Many University of California San Diego faculty performers appear on his 1991 CRI release Robert Erickson: Sierra & Other Works (CD 616), playing works written for and with them:
1. Kryl (1977), Harkins, named after the travelling cornet player Bohumir Kryl. The piece from time to time creates a hocket between the singing and playing.
2. Ricercar À 3 (1967), Turetzky. For bass soloist live and on two tape tracks.
3. Postcards (1981), Carol Plantamura and lutenist Jürgen Hübscher
4. Dunbar's Delight (1985), timpanist Dan Dunbar. Virtuoso solo piece for timpani.
5. Quoq (1978), flutist John Fonville. Named after Finnegans Wake.
6. Sierra (1984), baritone Philip Larson, SONOR Ensemble conducted by Thomas Nee. Commissioned by Thomas Buckner.

He also has an album Pacific Sirens on New World Records.

He wrote Ricercar a 5 for Trombones for Stuart Dempster. The piece uses baroque imitation as well as singing, whistling, fanfares, slides, and other extended techniques.

His final work is Music for Trumpet, Strings, and Tympani (1990).

===Other activities===
He is the author of the book The Structure of Music: A Listener's Guide, which he claimed helped him overcome a "contrapuntal obsession", and Sound Structure in Music (1975), an important early attempt to systematically study timbre in music.

Erickson also served as music director of KPFA radio in Berkeley from 1955 to 1957 and as a director of the Pacifica Foundation, KPFA's parent body, for several years thereafter.

==Recognition and awards==
He received several Yaddo fellowships in the fifties and sixties, a Guggenheim Fellowship in 1966, a Ford Foundation fellowship, was elected as a fellow of the Institute for Creative Arts of the University of California in 1968, and his string quartet Solstice won the 1985 Friedham Award for Chamber Music. He also received awards from the National Endowment for the Arts and the American Academy.

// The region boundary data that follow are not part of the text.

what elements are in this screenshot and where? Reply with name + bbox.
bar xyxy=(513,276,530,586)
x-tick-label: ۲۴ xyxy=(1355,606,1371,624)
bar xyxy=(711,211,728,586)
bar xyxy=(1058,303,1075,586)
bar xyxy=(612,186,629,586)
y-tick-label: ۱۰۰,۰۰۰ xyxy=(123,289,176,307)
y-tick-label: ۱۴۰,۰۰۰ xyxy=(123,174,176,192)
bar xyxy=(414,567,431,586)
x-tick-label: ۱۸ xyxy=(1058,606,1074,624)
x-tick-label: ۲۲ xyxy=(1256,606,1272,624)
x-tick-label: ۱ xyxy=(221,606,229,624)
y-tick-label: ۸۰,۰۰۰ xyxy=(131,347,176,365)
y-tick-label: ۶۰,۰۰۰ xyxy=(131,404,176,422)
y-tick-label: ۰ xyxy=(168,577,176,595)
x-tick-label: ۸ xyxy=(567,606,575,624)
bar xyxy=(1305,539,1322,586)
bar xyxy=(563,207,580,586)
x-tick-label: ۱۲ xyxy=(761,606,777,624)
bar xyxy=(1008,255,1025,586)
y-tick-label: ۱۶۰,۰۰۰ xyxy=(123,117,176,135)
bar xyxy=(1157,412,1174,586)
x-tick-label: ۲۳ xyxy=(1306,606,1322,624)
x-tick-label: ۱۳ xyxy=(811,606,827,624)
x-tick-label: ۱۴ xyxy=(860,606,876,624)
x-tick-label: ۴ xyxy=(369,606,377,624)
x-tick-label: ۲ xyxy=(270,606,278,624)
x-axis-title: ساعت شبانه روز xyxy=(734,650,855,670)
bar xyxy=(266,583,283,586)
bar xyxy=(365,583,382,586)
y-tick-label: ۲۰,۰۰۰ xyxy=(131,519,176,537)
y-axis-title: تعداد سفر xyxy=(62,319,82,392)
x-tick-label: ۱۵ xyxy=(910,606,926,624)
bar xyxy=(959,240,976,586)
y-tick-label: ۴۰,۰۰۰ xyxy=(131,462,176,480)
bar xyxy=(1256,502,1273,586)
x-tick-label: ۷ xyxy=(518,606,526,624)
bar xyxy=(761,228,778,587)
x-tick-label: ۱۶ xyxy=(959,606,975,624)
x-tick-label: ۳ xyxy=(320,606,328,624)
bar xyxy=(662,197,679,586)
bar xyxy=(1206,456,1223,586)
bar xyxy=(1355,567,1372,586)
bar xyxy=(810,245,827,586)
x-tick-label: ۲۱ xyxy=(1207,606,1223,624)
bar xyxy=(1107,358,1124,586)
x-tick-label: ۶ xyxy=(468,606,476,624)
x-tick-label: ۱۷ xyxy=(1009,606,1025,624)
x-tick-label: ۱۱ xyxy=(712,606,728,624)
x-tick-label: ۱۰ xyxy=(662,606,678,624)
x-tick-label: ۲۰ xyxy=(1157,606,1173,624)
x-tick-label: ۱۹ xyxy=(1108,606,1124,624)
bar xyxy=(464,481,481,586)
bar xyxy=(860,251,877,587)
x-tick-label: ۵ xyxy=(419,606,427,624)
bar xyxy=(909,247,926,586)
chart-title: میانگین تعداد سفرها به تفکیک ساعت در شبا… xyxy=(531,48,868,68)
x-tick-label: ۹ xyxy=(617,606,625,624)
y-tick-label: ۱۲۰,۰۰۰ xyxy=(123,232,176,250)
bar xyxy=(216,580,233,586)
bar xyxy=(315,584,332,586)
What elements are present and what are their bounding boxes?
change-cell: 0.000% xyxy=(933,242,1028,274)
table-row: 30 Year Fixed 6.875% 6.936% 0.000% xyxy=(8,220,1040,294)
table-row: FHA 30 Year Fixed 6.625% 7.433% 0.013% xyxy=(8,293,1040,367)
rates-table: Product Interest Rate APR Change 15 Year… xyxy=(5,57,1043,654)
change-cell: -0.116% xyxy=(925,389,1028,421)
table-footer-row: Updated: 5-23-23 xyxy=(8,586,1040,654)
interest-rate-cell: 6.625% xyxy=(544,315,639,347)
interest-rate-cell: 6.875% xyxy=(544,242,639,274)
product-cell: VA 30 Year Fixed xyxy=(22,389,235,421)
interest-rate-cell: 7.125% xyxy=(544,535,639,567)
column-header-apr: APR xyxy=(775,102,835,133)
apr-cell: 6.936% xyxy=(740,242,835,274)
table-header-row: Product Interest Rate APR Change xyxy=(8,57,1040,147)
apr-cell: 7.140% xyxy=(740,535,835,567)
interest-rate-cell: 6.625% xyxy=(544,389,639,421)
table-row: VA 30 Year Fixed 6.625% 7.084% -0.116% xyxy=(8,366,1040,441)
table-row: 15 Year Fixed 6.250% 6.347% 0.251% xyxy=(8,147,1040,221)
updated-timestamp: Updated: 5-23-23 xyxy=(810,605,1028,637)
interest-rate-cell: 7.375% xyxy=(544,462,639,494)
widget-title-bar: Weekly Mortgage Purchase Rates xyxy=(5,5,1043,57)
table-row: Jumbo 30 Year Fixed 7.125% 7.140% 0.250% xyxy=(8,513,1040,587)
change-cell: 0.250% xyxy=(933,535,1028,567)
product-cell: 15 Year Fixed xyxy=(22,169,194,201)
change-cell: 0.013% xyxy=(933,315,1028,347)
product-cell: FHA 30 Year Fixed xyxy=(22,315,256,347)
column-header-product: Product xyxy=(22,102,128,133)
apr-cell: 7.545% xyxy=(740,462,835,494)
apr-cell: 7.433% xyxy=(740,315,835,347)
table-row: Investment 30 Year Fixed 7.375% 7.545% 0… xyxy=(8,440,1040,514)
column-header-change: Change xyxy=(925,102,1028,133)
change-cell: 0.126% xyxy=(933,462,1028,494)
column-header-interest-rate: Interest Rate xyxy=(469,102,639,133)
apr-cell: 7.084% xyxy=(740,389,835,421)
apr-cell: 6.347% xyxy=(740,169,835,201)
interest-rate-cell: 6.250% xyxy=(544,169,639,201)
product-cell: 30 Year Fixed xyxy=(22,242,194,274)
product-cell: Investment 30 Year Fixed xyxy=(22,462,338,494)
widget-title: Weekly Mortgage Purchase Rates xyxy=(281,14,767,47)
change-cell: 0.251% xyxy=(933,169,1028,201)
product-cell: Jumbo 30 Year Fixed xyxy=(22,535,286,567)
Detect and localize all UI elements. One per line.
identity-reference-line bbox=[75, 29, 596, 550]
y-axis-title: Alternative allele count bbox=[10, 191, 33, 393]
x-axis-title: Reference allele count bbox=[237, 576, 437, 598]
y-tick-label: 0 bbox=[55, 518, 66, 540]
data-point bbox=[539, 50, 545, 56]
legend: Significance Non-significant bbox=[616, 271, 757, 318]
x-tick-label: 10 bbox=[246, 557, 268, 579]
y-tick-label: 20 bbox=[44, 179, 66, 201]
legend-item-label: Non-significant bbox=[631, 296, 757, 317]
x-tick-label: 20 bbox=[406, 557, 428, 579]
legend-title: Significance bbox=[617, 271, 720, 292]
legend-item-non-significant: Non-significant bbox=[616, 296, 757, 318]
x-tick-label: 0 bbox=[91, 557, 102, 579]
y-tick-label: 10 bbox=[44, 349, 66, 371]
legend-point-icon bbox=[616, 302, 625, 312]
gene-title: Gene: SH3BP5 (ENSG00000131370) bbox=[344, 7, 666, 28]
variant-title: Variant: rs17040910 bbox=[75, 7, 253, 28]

There are two books about Erickson's life and music: Thinking Sound Music: The Life and Work of Robert Erickson by Charles Shere and Music of Many Means: Sketches and Essays on the Music of Robert Erickson by Robert Erickson and John MacKay.

==Illness and death==
He suffered from a wasting muscle disease, polymyositis, and was bedridden and in pain for fifteen years before his death. He died in San Diego in 1997, California, aged 80.

==Recordings==
- American Classics - A Continuum Portrait Vol 9 - Erickson: Recent Impressions, Songs, High Flyer, Summer Music. Naxos 8.559283
- Robert Erickson: Pacific Sirens. New World Records 80603
- Robert Erickson: Kryl, Ricercar, Postcards, Dunbars Delight. CRI 616
- Robert Erickson: Auroras. New World Records 80682
- Robert Erickson: Complete String Quartets. New World Records 80753
- Robert Erickson: Duo, Fives, Quintet, Trio. New World Records 80808

==Bibliography==
- Erickson, Robert. 1975. Sound Structure in Music. Berkeley and Los Angeles: University of California Press. ISBN 0-520-02376-5.
- Erickson, Robert. 1988. "Composing Music". Perspectives of New Music 26, no. 2 (Summer): 86–95.
- Erickson, Robert, and John MacKay. 1995. Music of Many Means: Sketches and Essays on the Music of Robert Erickson. Lanham, Maryland: Scarecrow Press. ISBN 0-8108-3014-0
- MacKay, John. 1988. "On the Music of Robert Erickson: A Survey and Some Selected Analyses". Perspectives of New Music 26, no. 2 (Summer): 56–85.
- Reynolds, Roger. 1988. "Wonderful Times". Perspectives of New Music 26, no. 2 (Summer): 44–55.
- Shere, Charles. 1995. Thinking Sound Music: The Life and Work of Robert Erickson. Berkeley: Fallen Leaf Press. ISBN 0-914913-33-6
- Shere, Robert. 2001. "Erickson, Robert". The New Grove Dictionary of Music and Musicians, ed. Stanley Sadie and John Tyrrell. London: Macmillan.